In recent years, Malaysia sent its U-23 team on a development project to Europe where they played in a regional league in Slovakia. The team built base for the success that Malaysia enjoys today. Currently, Malaysia has its U-23s playing in Singapore’s top division in the S-League whilst its U-19 team is playing in a state league in Australia. Closer to home, India played its U-21 team in the I-League Premier Division of Indian football, where the young players got the chance to play as a unit throughout the season, against other stronger teams. Many of those players have now gone to sign with bigger clubs, however the team had to disband due to financial issues.
Pakistan Football Federation officials often refer to a ‘Vision 2022’ which they claim will take Pakistan to the World Cup in Qatar, however there is very little to corroborate the claim. Apart from the FIFA funded Goal projects there is no investment being made into the infrastructure at grassroots level, be it from the PFF or the provincial associations.
The PFF was to develop Pakistani football and the ‘Vision 2022’ was to be delivered through AID-27 coaches who worked at the regional development centres. However, the AID-27 programme was brought to an abrupt end recently, citing financial difficulties by the PFF, but it is important to mention that the initiative was financed by the Asian Football Confederation. On a positive note, the Bahrain Football Association’s link has come in handy once again for the PFF in sending its coaches over to undergo the AFC ‘A’ Licence qualification.

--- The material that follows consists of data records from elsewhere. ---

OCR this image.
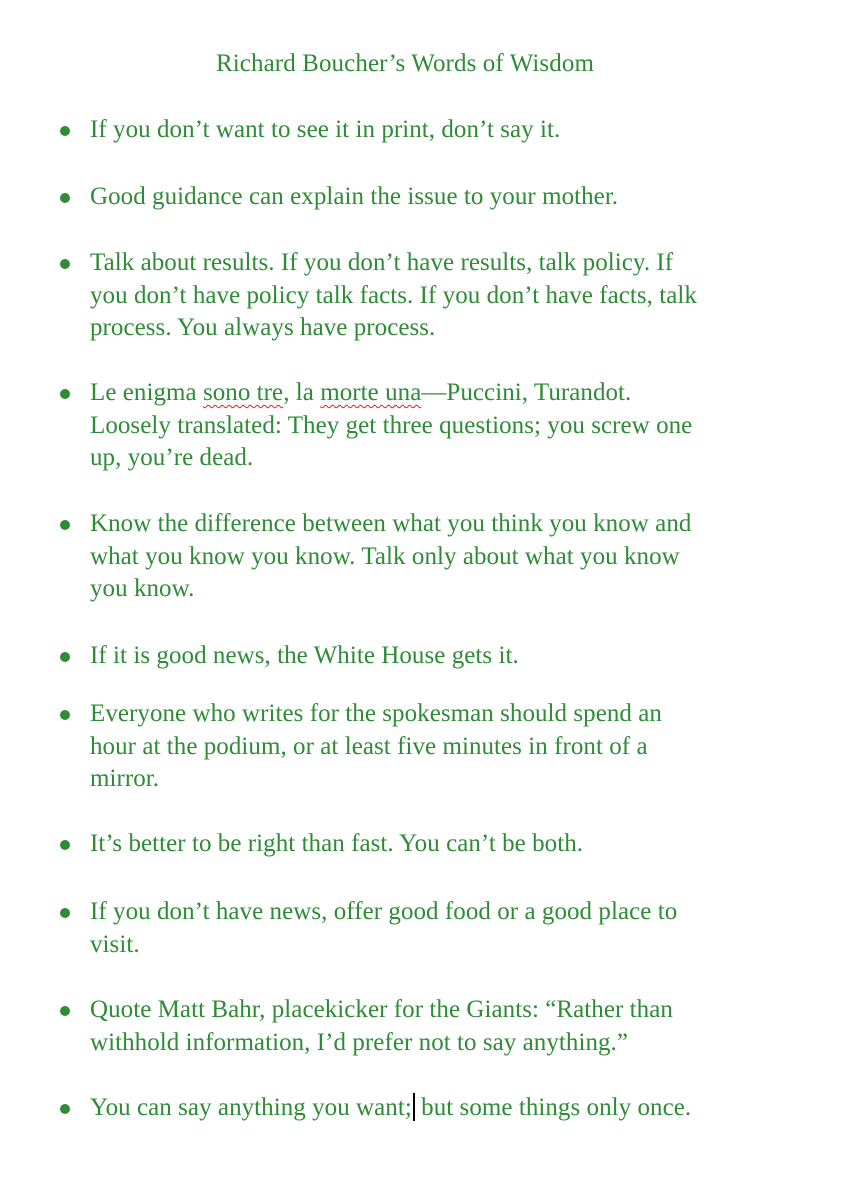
Richard Boucher’s Words of Wisdom
If you don’t want to see it in print, don’t say it.
Good guidance can explain the issue to your mother.
Talk about results. If you don’t have results, talk policy. If
you don’t have policy talk facts. If you don’t have facts, talk
process. You always have process.
Le enigma sono tre, la morte una—Puccini, Turandot.
Loosely translated: They get three questions; you screw one
up, you’re dead.
Know the difference between what you think you know and
what you know you know. Talk only about what you know
you know.
If it is good news, the White House gets it.
Everyone who writes for the spokesman should spend an
hour at the podium, or at least five minutes in front of a
mirror.
It’s better to be right than fast. You can’t be both.
If you don’t have news, offer good food or a good place to
visit.
Quote Matt Bahr, placekicker for the Giants: “Rather than
withhold information, I’d prefer not to say anything.”
You can say anything you want; but some things only once.
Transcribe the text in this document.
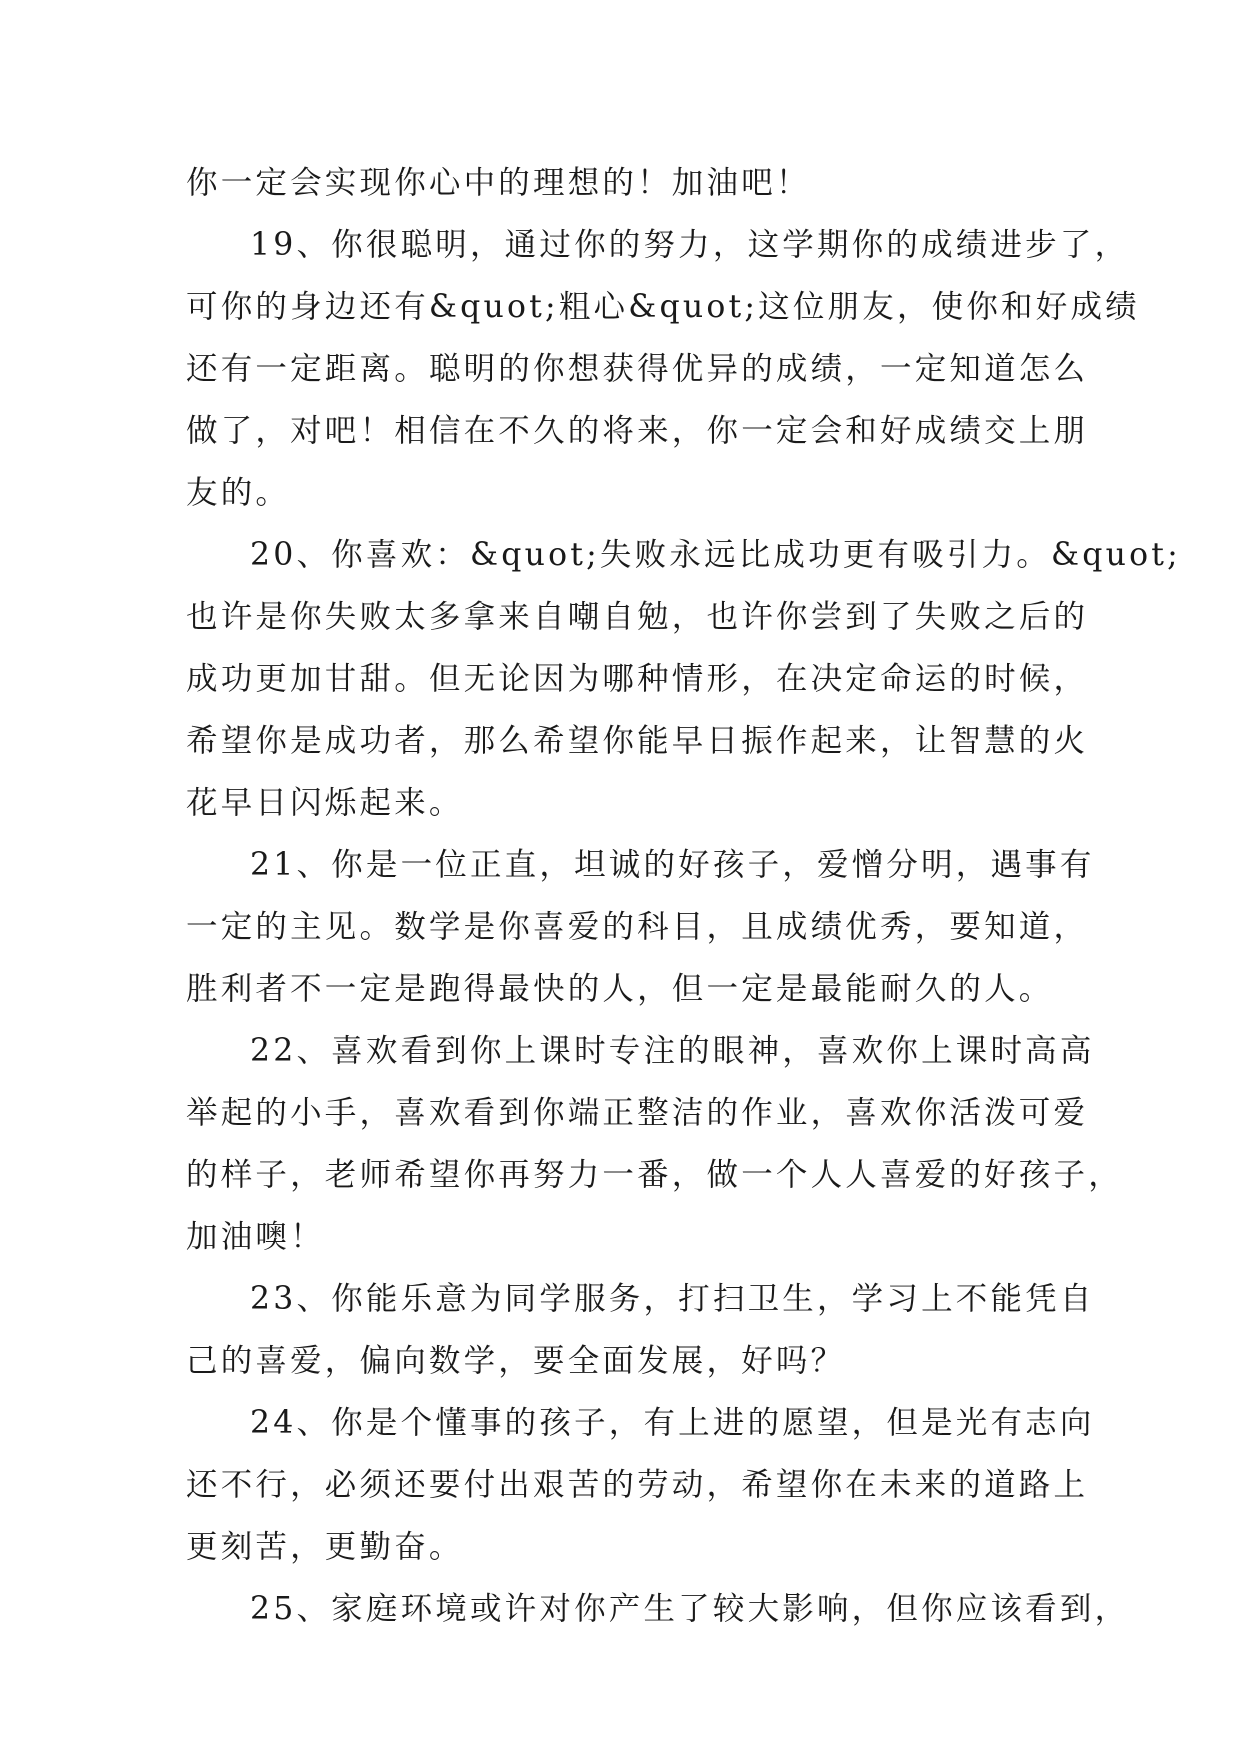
你一定会实现你心中的理想的！加油吧！
19、你很聪明，通过你的努力，这学期你的成绩进步了，
可你的身边还有&quot;粗心&quot;这位朋友，使你和好成绩
还有一定距离。聪明的你想获得优异的成绩，一定知道怎么
做了，对吧！相信在不久的将来，你一定会和好成绩交上朋
友的。
20、你喜欢：&quot;失败永远比成功更有吸引力。&quot;
也许是你失败太多拿来自嘲自勉，也许你尝到了失败之后的
成功更加甘甜。但无论因为哪种情形，在决定命运的时候，
希望你是成功者，那么希望你能早日振作起来，让智慧的火
花早日闪烁起来。
21、你是一位正直，坦诚的好孩子，爱憎分明，遇事有
一定的主见。数学是你喜爱的科目，且成绩优秀，要知道，
胜利者不一定是跑得最快的人，但一定是最能耐久的人。
22、喜欢看到你上课时专注的眼神，喜欢你上课时高高
举起的小手，喜欢看到你端正整洁的作业，喜欢你活泼可爱
的样子，老师希望你再努力一番，做一个人人喜爱的好孩子，
加油噢！
23、你能乐意为同学服务，打扫卫生，学习上不能凭自
己的喜爱，偏向数学，要全面发展，好吗？
24、你是个懂事的孩子，有上进的愿望，但是光有志向
还不行，必须还要付出艰苦的劳动，希望你在未来的道路上
更刻苦，更勤奋。
25、家庭环境或许对你产生了较大影响，但你应该看到，
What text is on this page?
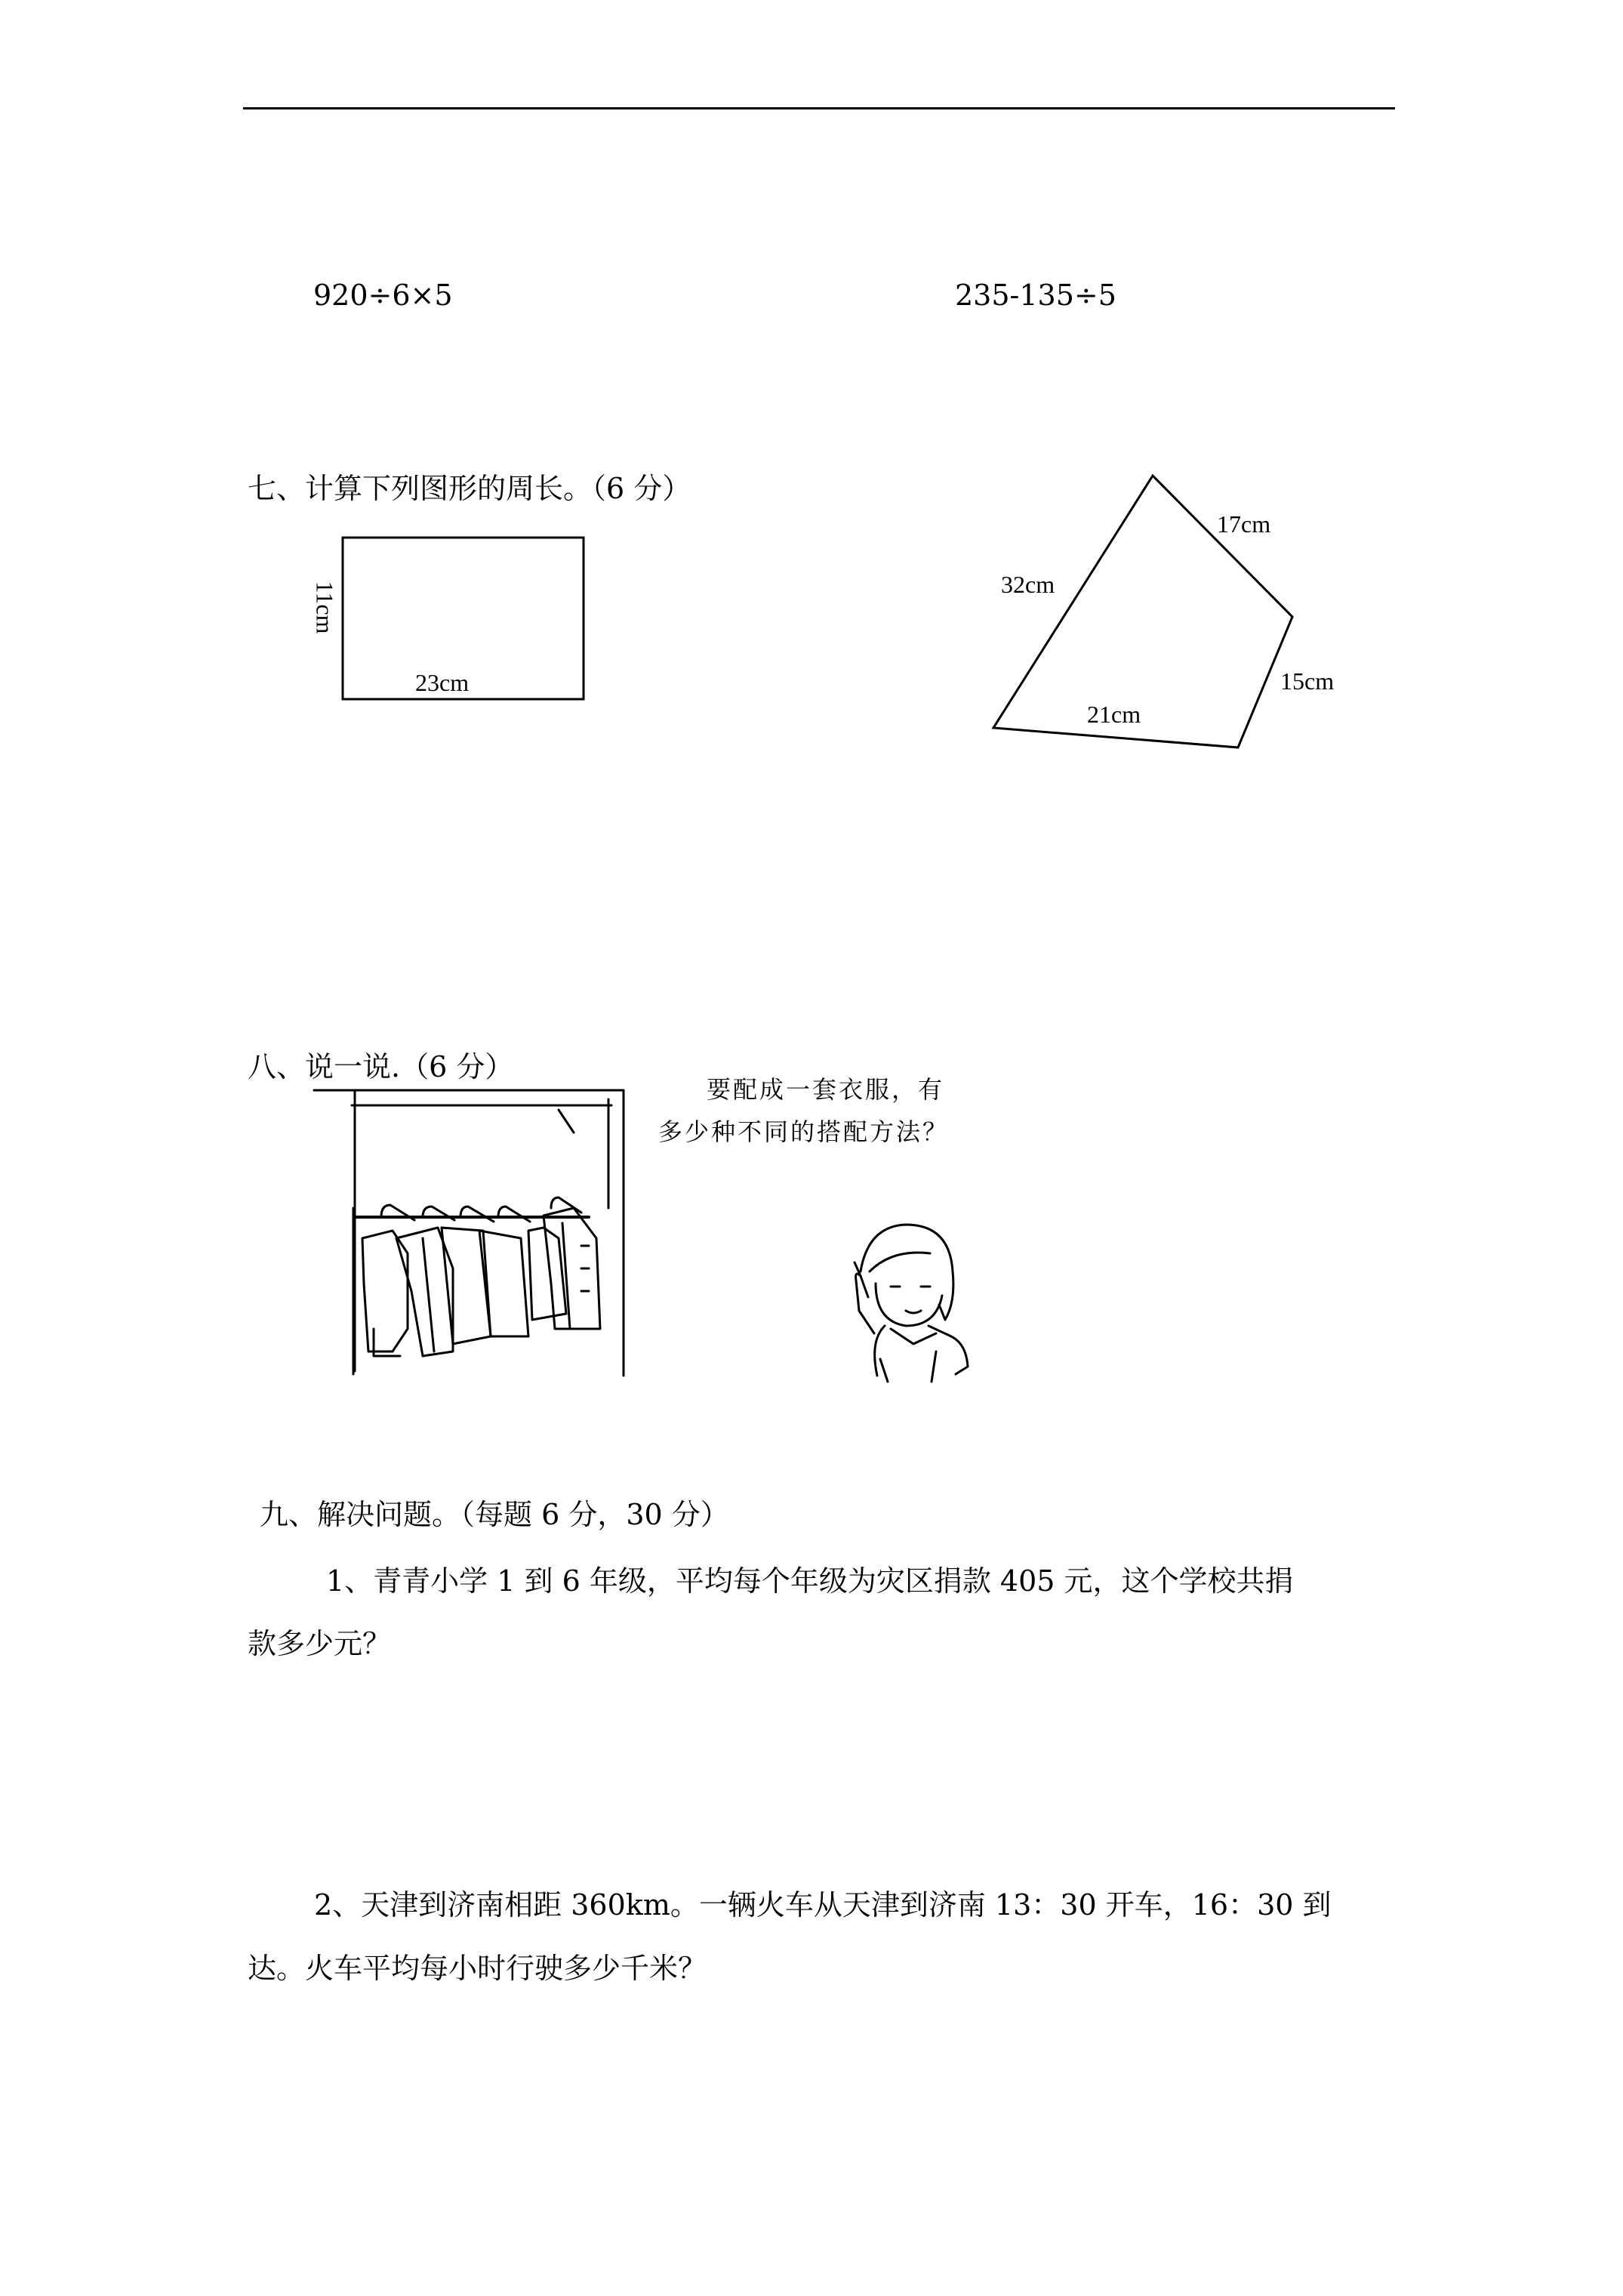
920÷6×5	235-135÷5
七、计算下列图形的周长。（6 分）
11cm
23cm
17cm
32cm
15cm
21cm
八、说一说.（6 分）
要配成一套衣服，有
多少种不同的搭配方法？
九、解决问题。（每题 6 分，30 分）
1、青青小学 1 到 6 年级，平均每个年级为灾区捐款 405 元，这个学校共捐
款多少元？
2、天津到济南相距 360km。一辆火车从天津到济南 13：30 开车，16：30 到
达。火车平均每小时行驶多少千米？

Another argument presented is that kids start football too late in Pakistan, around the age of 13-14 when they have tried their hand at cricket and so on therefore missing early years of development which should have begun at age of 9/10 years. It is the job of the PFF and its stakeholders to devise adequate development strategies in order to increase participation levels and that too from a very early age. Football is still seen as a sport that is less attractive and mainly for the working class, and it misses out on huge demographics which cannot relate to the outdated system which in turn fails to develop young players or reward them properly for their efforts.
Pakistan Football Federation has experimented enough and has tasted failure repeatedly; therefore there is need for proper planning when it comes to development of players under-16 and post 16. What are you expecting from the U-19 or U-20 players who have failed to deliver within their age group competitions? Will they be able to deliver anything significant at senior level? That too with just a few months of training camps and tours. The senior and U-22/U-23s team should be running parallel, playing regular international matches, with players meriting their places based on their display and not age, just because the federation has had a change of policy.
The saying if you are good enough, you are old enough should apply but it should also apply to those players who have served their team with utmost dignity over the years and continue to perform, despite their age. Apart from age, the place of birth of some players shouldn’t also come into question as the ‘local vs foreigner’ debate still goes on. If they are born abroad and play at a good standard they should be considered for senior and junior sides. The success of teams blending local and foreign based talent is evident in the region.